Tuesday still was not over, because I had also pre-arranged a meeting with Christopher Bettin, Senior Director of Communications of the American Association of Nurse Anesthetists (AANA) to view an exhibit and attend a special reception on the History of Medical Science (which included a fascinating room on ophthalmic history). Jeff Beutler, CRNA and  Executive Director of the AANA attended also. Then I was treated to a exquisite dinner at the Drake Hotel’s seafood restaurant where we continued forming a great working relationship..

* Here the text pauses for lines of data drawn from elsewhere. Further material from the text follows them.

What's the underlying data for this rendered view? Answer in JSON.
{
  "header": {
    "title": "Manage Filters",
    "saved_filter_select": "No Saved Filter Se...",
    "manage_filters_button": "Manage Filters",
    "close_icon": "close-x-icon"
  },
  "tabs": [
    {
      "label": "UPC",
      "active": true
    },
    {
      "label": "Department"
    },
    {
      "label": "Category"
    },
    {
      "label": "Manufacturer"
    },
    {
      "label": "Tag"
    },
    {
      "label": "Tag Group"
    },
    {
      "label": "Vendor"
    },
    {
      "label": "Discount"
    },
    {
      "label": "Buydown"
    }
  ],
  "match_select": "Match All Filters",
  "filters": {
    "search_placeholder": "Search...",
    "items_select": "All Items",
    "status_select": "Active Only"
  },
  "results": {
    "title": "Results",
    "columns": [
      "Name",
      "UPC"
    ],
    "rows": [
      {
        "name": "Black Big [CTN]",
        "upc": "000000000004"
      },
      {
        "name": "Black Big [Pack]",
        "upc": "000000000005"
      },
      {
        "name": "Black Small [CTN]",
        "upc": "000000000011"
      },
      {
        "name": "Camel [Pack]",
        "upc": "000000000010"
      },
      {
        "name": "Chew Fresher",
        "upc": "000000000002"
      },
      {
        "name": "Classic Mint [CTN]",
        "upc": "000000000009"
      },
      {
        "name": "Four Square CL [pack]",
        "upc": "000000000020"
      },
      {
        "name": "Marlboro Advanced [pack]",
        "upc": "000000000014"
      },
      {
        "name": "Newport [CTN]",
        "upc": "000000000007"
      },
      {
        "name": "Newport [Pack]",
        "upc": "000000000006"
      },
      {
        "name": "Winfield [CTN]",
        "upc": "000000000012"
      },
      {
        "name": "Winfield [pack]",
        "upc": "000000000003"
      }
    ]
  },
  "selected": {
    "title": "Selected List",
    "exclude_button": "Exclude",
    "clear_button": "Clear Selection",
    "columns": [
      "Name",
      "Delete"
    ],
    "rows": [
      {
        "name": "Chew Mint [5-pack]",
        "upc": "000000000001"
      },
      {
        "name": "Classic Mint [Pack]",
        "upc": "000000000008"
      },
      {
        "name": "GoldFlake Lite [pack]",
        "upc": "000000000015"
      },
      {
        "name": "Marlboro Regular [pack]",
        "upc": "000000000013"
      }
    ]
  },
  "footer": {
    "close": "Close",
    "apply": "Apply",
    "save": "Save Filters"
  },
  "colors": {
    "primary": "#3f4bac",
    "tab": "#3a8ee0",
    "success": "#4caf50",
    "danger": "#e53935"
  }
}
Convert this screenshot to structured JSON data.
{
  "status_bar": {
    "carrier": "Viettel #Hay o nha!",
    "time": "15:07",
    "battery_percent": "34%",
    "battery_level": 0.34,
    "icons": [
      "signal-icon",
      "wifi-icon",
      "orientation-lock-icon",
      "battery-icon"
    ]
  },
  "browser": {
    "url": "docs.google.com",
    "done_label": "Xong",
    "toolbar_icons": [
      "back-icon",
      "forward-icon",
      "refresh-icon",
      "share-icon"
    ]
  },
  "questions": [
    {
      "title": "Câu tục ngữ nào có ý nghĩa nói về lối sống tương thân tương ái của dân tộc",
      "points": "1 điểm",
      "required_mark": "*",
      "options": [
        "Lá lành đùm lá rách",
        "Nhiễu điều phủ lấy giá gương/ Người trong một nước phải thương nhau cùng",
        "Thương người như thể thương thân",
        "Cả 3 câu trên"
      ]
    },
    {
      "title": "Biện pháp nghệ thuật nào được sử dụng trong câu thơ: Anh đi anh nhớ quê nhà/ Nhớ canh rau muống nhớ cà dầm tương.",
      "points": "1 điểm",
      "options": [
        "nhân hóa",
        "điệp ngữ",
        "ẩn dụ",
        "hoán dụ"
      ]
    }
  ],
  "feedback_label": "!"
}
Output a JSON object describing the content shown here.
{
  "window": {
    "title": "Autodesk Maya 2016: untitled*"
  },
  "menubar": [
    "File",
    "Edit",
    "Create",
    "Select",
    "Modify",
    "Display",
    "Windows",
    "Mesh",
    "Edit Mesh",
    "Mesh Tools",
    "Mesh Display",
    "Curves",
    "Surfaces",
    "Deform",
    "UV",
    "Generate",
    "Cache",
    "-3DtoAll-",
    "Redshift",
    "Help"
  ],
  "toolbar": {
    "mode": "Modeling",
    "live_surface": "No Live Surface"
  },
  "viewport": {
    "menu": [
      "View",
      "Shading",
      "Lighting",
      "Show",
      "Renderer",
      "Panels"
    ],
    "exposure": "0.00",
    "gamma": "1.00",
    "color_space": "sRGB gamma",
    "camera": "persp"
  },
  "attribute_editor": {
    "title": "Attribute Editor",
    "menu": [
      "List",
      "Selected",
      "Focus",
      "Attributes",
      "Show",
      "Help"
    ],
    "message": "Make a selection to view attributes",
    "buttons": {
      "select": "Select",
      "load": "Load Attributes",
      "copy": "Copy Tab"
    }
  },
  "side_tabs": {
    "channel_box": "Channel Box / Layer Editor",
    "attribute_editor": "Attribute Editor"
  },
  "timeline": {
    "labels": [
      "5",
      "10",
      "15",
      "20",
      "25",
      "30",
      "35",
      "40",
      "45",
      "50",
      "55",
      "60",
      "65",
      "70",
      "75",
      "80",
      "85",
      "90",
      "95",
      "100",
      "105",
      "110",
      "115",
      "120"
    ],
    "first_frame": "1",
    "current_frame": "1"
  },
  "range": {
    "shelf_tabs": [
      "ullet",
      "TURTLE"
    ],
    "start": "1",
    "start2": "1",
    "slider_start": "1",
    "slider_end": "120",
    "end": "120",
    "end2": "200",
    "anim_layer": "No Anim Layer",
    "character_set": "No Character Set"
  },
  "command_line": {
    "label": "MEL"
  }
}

Tuesday was a long, but very, very rewarding day for anesthesia awareness.  The topic of the movie, AWAKE, came up in almost every venue. It is of great concern to anesthesia providers everywhere. While I certainly hope to see the movie, perhaps attend a premiere, and have some victims with me to comment on whether the movie is "worse, better, same" than experiencing awareness, I did agree that I am, at this point, able to add to any comments I may be asked to make, that there is, for the first time, true hope for improvement in the prevention and treatment of anesthesia awareness.

In summary, I must thank everyone I had contact with, everyone who agreed to meet with me, the many people who sought me out to say hello and comment on the work of this Campaign, even the support staff for the convention and hotel and airlines and airports.